DBA Tips Archive for Oracle

  


Sample Table Scans

by Jeff Hunter, Sr. Database Administrator

Introduced in Oracle8i, Sample table scans allow the user to perform random and limited scans of a table to determine sampled information, rather than performing a full table scan. This can be extremely useful with ad hoc SQL statements and Data warehousing/Data mining environments where full table scans can be time consuming, and an accurate sample data value can be obtained from a subset.

To implement this, simply put the SAMPLE function in the FROM clause.

For example:

  SELECT region AVG(amount)
  FROM sales SAMPLE(5)
  GROUP BY region;
This will perform a random sample of five percent of the rows in the SALES table and return the average of the AMOUNTs found.

A variation on this is to specify that rather than sampling rows, we randomly sample whole blocks at a time.

  SELECT region AVG(amount)
  FROM sales SAMPLE(5) BLOCKS
  GROUP BY region;
This will sample five percent of all (formatted) blocks in the table, and use all of the rows found in these blocks for the sample.

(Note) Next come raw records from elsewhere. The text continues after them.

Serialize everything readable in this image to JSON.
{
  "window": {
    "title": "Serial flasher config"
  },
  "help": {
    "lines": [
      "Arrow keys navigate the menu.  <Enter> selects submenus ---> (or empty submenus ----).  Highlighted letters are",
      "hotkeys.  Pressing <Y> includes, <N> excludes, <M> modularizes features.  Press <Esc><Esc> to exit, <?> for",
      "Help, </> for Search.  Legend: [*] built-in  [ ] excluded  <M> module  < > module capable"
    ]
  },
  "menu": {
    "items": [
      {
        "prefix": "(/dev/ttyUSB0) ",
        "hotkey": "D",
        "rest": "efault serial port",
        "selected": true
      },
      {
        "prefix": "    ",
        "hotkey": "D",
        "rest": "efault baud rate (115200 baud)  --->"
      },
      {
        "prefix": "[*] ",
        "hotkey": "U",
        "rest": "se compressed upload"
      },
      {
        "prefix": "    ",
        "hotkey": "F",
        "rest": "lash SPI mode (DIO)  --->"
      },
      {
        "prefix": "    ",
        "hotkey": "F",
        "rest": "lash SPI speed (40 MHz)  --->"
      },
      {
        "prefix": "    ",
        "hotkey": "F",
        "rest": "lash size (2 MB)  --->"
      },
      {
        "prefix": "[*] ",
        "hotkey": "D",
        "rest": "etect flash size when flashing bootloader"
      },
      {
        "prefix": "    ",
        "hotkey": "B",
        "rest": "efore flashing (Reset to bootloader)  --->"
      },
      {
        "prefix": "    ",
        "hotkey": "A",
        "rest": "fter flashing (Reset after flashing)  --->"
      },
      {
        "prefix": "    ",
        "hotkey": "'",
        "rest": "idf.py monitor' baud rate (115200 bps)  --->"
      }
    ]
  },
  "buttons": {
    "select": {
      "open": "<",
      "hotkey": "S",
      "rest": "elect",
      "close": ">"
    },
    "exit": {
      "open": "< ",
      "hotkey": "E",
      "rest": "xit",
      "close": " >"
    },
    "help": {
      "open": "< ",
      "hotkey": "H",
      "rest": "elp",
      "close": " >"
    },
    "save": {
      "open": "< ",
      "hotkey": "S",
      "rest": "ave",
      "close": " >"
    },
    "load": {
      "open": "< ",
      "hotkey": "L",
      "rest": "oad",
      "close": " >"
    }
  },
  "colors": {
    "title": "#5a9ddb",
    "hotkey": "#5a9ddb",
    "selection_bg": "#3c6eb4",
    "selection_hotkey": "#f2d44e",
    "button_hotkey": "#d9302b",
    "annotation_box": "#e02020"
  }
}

Care must be taken however on what information is inferred from the results of a sample scan since the value derived may not scale to the full table. Take for example the following sample table query:

  SELECT COUNT(DISTINCT( sal ) 
  FROM emp SAMPLE(1)
This will sample only one percent of the rows in the emp table to get the number of distinct salaries. If there were a very small number of different salaries in the emp table, a one percent sample might get them all the values, and we would then wrongly infer there were 100 times that number, where in fact we had retrieved all the values.

It should be noted that any query involving SAMPLE will ignore any indexes on the table.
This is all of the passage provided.